Council walks from stadium upgrade
FRANKSTON Council has walked away from funding any part of a proposed $12.7 million upgrade of the Frankston Basketball Stadium after months of negotiations over the signing of a new lease for the stadium.
Council also vowed to have $5.2 million of federal government funding and $2.5 million of state government funding for the project reallocated elsewhere in the latest salvo of an increasingly bitter stoush with the Frankston & District Basketball Association (FDBA).
Council and the FDBA have been at odds over revised lease terms amid disagreement on retractable seating being part of the initial scope of the upgrade and control of a car park.

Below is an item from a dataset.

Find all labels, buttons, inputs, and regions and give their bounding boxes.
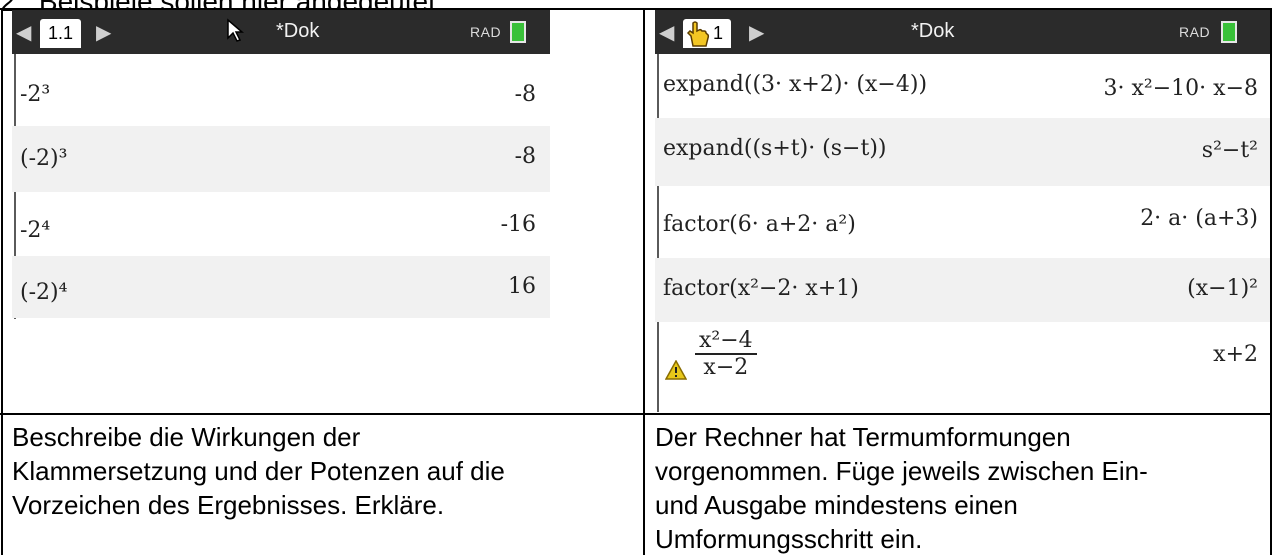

The existing stadium was fully funded by the association and is located on council-owned land at Bardia Avenue in Seaford.

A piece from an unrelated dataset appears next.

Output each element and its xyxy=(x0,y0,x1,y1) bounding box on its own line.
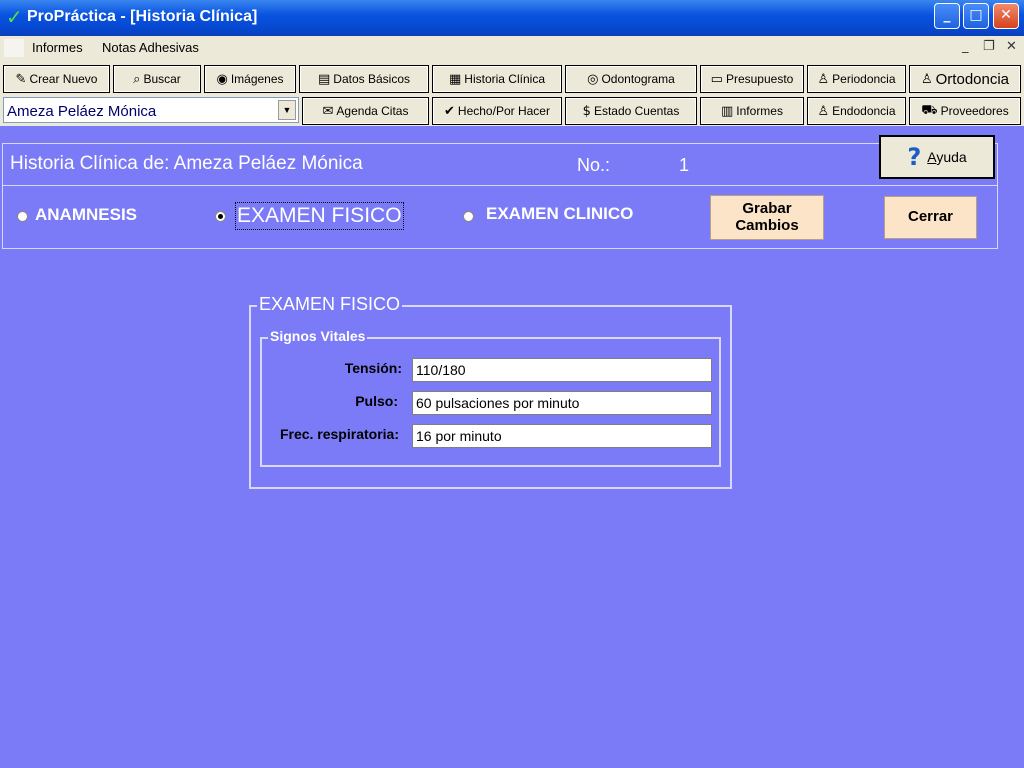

A majority of councillors have insisted the FDBA hand over detailed financial accounts rather than audited accounts provided for years under the association’s existing lease.
It is understood that the association offered last week to hand over the detailed financials to state government body Sports and Recreation Victoria (SRV) to report to council but this compromise was rejected by council.

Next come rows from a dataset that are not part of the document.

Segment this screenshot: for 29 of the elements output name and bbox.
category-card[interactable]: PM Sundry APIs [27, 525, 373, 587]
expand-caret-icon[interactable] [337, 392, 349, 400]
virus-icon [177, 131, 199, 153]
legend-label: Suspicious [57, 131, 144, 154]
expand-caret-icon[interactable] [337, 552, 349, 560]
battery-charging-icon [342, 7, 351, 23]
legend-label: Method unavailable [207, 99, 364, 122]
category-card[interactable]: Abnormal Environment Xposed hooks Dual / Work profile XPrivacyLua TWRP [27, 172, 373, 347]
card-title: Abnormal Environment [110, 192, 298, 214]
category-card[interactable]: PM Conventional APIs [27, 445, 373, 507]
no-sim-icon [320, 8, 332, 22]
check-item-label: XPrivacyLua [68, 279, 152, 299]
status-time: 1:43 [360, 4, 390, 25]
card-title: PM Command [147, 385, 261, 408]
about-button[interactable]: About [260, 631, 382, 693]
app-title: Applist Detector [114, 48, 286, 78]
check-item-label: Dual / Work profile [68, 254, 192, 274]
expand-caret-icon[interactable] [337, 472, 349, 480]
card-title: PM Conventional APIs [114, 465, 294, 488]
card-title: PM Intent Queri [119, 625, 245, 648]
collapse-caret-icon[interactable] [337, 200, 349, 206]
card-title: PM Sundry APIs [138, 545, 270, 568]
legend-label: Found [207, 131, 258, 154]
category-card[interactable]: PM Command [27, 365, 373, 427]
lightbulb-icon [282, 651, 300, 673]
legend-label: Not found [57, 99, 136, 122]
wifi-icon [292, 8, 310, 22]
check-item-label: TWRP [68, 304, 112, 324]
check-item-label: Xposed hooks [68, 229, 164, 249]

Councillors last Monday evening (20 November) voted behind closed doors after council’s monthly public meeting to withdraw $4.5 million of ratepayers’ money from the stadium upgrade project.
The Times can reveal a 7-2 majority of councillors voted to walk away from the stadium project.
The mayor Colin Hampton and crs Kris Bolam, Brian Cunial, Sandra Mayor, deputy mayor Lillian O’Connor, Michael O’Reilly and Steve Toms voted to pull the plug on council’s contribution.
Crs Glenn Aitken and Quinn McCormack voted to not pull the funding at this stage.
After the meeting, a media statement claimed Frankston Council “commits to future of sports in Frankston” despite walking away from the basketball stadium project.
The mayor said in the statement that the FDBA “reneged on agreements and drove too hard a bargain”.
“Nobody is a winner out of this. As a council we were ready and willing to commence work on delivering a terrific updated facility. Instead, we will refocus our efforts on providing improved basketball facilities in other ways for our community,” Cr Hampton said.
“The decision to withdraw from the project was made for reasons beyond council’s control and in the best interests of the entire Frankston City community after two-and-a-half years of negotiations failed to reach an agreement.
“Agreements that were made at an earlier meeting overseen by former federal member for Dunkley Bruce Bilson on lease arrangements, project scope and for the FDBA to provide full financial accounts have failed to be met and for this reason, the project cannot continue.
The statement said council “will work with the state and federal government to ensure that the funds earmarked for the Frankston Basketball Stadium upgrade are reallocated to other sports projects in Frankston”.
Basketball Victoria slammed council’s decision to withdraw funding and said Frankston residents should question “the inability of this council to support its constituents and enhance the sporting community’s viability through infrastructure projects like Frankston Stadium”.
“It is our hope the project remains viable even without Frankston City Council’s financial contribution and Basketball Victoria will work in conjunction with Frankston District Basketball Association amongst others to make it happen,” Basketball Victoria CEO Nick Honey said.
“Basketball Victoria will continue working to provide its member associations with new facilities and redevelopments to guarantee the future of Victorian basketball at all levels.”
Federal Liberal Dunkley MP Chris Crewther said he will keep the $5.2 million federal contribution to any basketball stadium upgrade “on the table for a long time”.
Mr Crewther said he is “disappointed” the FDBA and council could not reach an agreement to allow a stadium upgrade at the existing site.
“I’ll be working with all parties to ensure a basketball stadium goes ahead using our $5.2 million on the existing site, if a new agreement can be reached, or on an alternative site if it can’t.
“At worst, I will make sure that these funds are not lost to our area.”
Carrum Labor MP Sonya Kilkenny did not respond to questions about the state government contribution of $2.5 million to the stadium upgrade.
The FDBA said it will work with federal and state representatives to save the stadium upgrade without council involvement.
“The FDBA, in an act of good faith, submitted a signed lease to council last week hoping this would provide a circuit breaker to negotiations and allow the project to commence,” Association president Gary Emery said.
“This was obviously rejected by councillors but may enable the remaining funding partners to get on the with the job of building more courts.
“Clearly there is an underlying financial motive in the councillors’ desire to withdraw from the project. It must be compelling considering they are walking away from a project which would return $3 for every $1 the ratepayer has invested into the project, along with the millions of dollars of state and federal government money tied to it.”
Questions to council about how much money ratepayers will have to now fork out to builder Devco Project & Construction Management to not build the new stadium after council awarded the company the construction contract went unanswered last week.